Inoltre, i clienti vedono la scelta ecologica come un comportamento virtuoso del locale e da un’indagine di Coldiretti, sembra che il 68% degli italiani sia disposto a pagare un sovraprezzo per questi prodotti.

In alternativa potete puntare su un trend ormai diffuso: il bicchiere di plastica riutilizzabile. In questo modo si risolve sia il problema dell’usa e getta sia quello delle ordinanze cittadine che vietano il vetro in strada. Vi basterà mettere una cauzione sul bicchiere (da 0,50 a 2 euro) per assicurarvi che torni indietro e potrete anche personalizzarli con il nome del vostro locale.

3. Fidelizzate con il plastic free

A proposito di brandizzare i bicchieri, valutate di fare un passo più lungimirante verso la fidelizzazione dei clienti con la filosofia zero plastica. Se la vostra clientela è particolarmente sensibile al tema, realizzate delle borracce termiche con logo, nome e riferimenti social del bar. Sfruttate al meglio questo oggetto per farvi conoscere online, chiedendo ai clienti di pubblicare delle foto con la loro bottiglia riciclabile taggando il profilo del locale.

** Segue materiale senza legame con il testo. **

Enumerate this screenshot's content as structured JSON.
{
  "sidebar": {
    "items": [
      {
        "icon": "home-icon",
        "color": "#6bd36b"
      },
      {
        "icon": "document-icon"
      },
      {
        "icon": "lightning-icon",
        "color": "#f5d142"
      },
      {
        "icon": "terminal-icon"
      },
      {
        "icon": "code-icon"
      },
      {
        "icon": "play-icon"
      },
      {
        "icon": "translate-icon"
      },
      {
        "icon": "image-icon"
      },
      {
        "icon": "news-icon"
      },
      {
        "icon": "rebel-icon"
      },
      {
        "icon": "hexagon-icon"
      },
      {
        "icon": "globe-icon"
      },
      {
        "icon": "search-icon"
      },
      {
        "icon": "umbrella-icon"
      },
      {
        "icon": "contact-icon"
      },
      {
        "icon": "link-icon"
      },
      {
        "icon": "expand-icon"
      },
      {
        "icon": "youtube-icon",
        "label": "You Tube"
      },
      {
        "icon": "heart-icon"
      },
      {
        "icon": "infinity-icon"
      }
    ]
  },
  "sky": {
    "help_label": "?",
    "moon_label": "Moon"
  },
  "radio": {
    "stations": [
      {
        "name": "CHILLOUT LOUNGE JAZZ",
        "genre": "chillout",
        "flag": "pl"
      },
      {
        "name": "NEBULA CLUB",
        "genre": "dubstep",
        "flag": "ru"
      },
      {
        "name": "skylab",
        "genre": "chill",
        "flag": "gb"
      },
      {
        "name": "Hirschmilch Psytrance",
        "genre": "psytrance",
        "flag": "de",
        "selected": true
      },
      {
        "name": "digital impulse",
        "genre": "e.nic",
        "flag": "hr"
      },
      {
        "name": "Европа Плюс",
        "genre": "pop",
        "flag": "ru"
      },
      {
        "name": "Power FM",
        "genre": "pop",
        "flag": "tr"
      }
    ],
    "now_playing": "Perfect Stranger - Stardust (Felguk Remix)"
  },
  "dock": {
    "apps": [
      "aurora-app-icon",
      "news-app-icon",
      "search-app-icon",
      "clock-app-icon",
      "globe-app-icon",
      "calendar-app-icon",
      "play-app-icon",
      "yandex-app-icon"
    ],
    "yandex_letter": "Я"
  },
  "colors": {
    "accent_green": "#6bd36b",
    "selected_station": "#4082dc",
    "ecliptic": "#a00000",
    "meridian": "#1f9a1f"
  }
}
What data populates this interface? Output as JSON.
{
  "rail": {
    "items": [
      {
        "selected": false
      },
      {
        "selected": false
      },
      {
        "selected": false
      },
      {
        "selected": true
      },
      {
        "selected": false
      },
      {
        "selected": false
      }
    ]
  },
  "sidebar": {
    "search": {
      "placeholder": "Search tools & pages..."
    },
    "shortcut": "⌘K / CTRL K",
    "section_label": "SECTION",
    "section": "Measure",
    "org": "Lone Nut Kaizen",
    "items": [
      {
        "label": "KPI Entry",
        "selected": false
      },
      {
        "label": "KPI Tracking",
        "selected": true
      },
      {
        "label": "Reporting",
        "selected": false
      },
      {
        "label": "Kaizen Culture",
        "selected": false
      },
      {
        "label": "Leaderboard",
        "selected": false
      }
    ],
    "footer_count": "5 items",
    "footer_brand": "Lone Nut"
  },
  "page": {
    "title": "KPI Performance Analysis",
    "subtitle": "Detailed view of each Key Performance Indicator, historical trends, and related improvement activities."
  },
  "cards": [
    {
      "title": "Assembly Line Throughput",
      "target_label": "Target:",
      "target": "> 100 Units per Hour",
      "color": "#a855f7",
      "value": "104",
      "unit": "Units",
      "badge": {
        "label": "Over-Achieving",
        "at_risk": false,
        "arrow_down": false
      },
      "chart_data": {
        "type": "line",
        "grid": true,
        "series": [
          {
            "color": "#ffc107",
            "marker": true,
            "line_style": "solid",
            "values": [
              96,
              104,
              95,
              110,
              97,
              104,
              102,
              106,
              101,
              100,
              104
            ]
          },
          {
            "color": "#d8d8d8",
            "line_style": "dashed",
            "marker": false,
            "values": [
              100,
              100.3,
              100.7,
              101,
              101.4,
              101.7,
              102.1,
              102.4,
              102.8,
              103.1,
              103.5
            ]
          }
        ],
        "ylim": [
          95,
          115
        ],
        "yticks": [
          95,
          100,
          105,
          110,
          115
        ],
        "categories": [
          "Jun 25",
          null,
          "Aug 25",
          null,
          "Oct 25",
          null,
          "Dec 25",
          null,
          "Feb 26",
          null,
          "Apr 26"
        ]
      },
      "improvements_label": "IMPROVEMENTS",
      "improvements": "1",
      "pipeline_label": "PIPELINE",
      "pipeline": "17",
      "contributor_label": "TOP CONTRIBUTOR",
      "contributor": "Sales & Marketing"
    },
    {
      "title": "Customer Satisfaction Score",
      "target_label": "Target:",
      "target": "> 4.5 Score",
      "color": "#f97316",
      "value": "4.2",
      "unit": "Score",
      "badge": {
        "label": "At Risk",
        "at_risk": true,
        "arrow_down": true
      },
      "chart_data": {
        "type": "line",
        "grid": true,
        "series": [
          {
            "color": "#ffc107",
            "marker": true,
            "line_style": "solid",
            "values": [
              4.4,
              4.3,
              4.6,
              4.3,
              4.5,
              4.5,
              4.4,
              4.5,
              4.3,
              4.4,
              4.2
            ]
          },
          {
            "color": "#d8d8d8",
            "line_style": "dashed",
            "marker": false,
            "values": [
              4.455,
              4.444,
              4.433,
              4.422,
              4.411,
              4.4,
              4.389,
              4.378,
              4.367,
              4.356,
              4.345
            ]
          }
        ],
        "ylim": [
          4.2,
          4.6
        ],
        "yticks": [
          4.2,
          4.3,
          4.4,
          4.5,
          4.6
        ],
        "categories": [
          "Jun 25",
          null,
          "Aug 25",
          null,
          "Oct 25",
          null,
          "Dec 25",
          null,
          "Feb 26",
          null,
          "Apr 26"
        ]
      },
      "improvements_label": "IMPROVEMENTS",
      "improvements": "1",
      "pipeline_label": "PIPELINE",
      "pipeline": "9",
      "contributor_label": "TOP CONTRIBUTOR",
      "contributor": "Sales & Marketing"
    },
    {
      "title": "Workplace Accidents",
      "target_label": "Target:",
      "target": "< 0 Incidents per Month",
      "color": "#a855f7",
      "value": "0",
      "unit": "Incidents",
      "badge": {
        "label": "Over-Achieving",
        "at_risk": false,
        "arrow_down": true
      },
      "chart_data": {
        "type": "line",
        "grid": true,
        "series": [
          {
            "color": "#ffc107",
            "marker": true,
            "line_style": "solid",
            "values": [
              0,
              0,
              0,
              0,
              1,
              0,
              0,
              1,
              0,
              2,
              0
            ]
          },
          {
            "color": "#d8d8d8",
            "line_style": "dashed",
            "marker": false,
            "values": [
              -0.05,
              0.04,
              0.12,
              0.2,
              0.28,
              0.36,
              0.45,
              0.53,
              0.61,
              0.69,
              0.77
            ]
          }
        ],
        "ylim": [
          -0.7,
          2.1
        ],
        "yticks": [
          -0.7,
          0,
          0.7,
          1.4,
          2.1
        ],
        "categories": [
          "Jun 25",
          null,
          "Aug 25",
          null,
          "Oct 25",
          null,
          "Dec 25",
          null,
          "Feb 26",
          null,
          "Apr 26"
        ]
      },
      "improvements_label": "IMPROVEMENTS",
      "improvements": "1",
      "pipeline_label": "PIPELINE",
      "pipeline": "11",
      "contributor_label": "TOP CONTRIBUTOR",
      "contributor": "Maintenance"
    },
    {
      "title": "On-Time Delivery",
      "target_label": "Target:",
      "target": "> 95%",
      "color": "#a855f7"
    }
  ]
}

Premiate chi utilizza recipienti riciclabili, tra cui borracce e tazze take away riutilizzabili. Come? Con un piccolo sconto, un’offerta dedicata o una speciale raccolta punti per il pubblico più eco-friendly.

I dati in Italia parlano chiaro: c’è più consapevolezza green sia per i clienti che per i gestori, disposti cavalcare l’onda green e proporre un’offerta attenta ai temi del momento. E se i costi del cambiamento vi spaventano, provate a rivedere il vostro business plan e a risparmiare su altro, come food cost e utenze.